Microsoft may have unwittingly started a revolt against its Internet Explorer (IE) browser by discontinuing it as a standalone product and blurring the future of the current version, IE 6. Earlier this month, Microsoft admitted it would not release any new versions of IE as a standalone browser. Instead, the software giant said that the next version of IE will be an integrated part of the Windows operating system. The move has led to unrest among companies that rely on their customers to access services over the Internet and led some analysts to conclude that IE's virtual monopoly and status as the de-facto browser standard is about to come to an end.

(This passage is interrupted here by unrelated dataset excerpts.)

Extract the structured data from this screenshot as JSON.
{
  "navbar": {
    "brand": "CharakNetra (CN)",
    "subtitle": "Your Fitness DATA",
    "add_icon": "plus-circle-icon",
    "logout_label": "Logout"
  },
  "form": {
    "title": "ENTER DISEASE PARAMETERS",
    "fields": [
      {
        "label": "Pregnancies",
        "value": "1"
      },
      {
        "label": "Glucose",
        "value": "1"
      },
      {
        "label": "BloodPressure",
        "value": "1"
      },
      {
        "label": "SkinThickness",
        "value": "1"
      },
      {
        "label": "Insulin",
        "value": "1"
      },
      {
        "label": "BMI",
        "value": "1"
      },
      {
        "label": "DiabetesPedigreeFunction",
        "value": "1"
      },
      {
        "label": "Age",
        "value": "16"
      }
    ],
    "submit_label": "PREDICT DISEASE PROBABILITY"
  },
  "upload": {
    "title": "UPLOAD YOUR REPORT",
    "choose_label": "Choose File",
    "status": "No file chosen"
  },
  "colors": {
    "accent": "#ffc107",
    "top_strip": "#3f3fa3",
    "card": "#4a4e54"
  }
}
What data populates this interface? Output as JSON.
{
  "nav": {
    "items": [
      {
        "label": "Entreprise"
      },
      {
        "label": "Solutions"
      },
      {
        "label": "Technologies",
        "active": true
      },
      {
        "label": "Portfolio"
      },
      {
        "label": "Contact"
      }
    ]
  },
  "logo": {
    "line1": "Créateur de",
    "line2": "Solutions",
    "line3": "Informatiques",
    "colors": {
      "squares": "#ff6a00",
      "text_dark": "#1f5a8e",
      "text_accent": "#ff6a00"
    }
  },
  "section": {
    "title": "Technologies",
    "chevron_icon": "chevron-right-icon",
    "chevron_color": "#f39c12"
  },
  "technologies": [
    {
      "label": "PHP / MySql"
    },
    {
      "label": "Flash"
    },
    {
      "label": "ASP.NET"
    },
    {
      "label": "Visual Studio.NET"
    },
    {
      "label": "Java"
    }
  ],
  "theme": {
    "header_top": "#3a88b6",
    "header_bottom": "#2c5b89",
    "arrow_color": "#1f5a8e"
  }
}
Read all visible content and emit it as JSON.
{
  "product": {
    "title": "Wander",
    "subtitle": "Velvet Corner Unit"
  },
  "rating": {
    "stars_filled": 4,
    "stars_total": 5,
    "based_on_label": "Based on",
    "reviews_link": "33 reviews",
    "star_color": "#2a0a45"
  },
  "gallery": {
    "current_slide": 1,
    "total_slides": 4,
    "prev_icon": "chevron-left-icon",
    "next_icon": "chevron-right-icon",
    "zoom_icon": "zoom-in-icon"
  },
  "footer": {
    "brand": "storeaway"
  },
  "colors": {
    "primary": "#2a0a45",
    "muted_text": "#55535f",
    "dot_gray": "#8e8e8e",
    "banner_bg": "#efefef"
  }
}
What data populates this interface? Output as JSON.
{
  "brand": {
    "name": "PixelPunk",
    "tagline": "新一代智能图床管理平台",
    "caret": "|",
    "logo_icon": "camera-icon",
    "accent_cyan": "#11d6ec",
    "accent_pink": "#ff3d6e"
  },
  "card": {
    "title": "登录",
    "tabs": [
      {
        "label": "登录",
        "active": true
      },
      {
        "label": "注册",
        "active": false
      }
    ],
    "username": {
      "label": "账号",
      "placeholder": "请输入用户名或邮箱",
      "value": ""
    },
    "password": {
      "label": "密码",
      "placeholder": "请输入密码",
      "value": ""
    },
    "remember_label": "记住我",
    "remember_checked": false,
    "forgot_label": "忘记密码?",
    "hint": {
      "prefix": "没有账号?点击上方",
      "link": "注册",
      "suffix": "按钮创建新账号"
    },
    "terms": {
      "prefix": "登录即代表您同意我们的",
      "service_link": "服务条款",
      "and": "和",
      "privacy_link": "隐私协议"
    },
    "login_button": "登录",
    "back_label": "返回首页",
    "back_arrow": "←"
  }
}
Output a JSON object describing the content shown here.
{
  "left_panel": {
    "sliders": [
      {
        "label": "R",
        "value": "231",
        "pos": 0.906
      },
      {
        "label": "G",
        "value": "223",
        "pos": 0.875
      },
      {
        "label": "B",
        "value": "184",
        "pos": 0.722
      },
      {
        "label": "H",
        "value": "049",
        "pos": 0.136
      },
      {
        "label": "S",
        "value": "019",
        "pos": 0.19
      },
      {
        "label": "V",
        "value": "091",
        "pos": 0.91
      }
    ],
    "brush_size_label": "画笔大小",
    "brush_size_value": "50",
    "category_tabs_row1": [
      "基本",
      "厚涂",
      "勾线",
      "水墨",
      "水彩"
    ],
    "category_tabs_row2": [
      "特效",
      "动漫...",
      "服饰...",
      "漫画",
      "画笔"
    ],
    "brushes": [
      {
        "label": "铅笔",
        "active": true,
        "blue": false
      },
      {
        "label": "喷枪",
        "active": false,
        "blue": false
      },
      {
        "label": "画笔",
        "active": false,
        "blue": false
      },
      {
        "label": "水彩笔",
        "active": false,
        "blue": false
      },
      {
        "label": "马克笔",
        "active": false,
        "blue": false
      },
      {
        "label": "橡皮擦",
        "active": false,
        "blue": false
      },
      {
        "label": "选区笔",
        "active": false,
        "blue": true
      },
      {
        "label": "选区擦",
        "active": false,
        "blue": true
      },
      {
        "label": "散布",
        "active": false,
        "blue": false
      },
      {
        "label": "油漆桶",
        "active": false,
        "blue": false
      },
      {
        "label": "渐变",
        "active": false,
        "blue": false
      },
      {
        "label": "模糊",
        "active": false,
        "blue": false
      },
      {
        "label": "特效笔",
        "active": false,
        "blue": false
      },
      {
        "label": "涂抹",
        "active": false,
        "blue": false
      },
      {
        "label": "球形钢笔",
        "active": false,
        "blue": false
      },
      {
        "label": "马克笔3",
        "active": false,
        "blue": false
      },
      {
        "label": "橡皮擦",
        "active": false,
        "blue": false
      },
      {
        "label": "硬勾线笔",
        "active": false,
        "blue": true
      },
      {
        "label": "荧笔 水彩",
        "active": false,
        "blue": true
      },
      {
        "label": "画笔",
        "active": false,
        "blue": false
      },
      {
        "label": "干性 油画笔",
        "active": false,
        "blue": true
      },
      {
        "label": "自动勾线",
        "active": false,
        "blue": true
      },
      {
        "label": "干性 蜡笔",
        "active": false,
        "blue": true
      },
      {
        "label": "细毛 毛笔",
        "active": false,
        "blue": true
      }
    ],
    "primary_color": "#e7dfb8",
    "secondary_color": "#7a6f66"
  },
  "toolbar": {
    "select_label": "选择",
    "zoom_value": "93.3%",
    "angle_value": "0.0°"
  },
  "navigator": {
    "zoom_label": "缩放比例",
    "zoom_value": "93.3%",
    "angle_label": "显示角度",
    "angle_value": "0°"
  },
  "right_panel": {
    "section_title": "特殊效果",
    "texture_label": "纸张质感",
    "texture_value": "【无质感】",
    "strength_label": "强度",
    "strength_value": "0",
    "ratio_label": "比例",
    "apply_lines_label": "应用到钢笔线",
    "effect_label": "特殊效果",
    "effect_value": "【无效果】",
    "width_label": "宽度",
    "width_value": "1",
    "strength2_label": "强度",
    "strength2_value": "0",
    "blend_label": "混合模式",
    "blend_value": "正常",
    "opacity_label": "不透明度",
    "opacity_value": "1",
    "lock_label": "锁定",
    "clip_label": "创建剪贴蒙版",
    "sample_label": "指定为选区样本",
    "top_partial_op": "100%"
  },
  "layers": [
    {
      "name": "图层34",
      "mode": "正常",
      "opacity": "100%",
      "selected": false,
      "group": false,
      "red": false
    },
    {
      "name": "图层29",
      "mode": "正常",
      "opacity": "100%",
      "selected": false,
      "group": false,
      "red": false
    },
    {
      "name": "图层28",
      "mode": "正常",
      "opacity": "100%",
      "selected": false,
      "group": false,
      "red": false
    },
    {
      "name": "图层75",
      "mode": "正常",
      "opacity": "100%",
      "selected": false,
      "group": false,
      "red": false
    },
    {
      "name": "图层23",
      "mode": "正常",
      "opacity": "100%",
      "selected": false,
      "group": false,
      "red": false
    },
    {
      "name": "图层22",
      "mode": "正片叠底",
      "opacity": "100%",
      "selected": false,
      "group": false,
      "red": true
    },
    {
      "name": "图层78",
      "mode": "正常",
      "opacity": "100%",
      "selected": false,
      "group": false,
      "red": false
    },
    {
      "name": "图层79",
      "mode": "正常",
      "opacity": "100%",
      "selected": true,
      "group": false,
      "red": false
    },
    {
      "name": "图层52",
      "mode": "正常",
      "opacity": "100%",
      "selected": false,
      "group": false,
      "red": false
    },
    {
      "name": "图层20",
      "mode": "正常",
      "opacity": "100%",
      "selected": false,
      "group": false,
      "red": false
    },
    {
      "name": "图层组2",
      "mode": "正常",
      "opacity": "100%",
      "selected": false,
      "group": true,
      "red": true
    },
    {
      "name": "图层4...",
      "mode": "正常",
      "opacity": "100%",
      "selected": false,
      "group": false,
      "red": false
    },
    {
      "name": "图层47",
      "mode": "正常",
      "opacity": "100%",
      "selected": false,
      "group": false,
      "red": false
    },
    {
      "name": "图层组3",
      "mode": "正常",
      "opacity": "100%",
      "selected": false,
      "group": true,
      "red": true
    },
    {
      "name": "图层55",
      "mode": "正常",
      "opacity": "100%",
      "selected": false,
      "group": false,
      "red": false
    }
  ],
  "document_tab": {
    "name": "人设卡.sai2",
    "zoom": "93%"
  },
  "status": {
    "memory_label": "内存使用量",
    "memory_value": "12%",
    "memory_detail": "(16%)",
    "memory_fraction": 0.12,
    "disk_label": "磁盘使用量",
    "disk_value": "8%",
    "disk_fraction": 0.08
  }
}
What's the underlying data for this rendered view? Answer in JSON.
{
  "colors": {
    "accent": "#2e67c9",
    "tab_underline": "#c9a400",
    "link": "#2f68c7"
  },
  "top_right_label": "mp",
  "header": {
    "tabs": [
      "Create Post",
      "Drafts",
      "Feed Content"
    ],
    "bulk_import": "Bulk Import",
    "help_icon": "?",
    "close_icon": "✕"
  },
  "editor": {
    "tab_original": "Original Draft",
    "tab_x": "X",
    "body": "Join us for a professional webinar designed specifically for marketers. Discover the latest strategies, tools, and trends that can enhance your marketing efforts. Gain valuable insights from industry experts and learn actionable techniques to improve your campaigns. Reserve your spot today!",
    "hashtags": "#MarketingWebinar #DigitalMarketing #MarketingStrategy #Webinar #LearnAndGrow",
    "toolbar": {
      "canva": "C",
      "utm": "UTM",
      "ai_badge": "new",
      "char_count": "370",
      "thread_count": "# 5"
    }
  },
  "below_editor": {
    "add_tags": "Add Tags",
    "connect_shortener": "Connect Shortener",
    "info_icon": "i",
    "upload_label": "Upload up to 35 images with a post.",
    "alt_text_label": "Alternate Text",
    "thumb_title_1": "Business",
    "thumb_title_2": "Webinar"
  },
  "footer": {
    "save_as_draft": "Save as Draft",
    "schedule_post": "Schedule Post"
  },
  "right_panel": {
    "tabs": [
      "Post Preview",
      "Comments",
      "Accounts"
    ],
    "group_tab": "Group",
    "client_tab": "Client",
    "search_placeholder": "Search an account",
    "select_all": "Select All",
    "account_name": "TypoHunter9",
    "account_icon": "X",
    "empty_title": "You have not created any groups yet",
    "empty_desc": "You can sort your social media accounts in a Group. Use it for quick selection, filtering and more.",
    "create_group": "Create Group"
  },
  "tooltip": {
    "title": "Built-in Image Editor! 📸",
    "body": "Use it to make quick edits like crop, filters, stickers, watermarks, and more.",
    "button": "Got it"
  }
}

Basically, if banks' customers turn to other browsers instead of upgrading to the latest version of Windows, then developers and banks and other large e-commerce operations may be forced to start more standards-based code to support those browsers in preference to IE.
The first signs of trouble came when IE programme manager Brian Countryman let it slip in a 7 May online chat that IE6 "is the final stand-alone installation" of the browser, which is used by more than 90 percent of Web surfers. Microsoft has already confirmed that it will no longer make standalone versions of IE, and said "nothing has yet been decided" about the future of support for IE 6, the browser's current stand-alone incarnation. Lars Ahlgren, EMEA support policy manager at Microsoft, told ZDNet UK that he knows it is "very unwise to force customers to upgrade" to a new operating system, and admitted that "if you lock in your users or customers, you will lose out".
However, he is adamant that in order for "browser technology to truly thrive and develop, it needs to be part of the operating system -- that is why we have made this choice".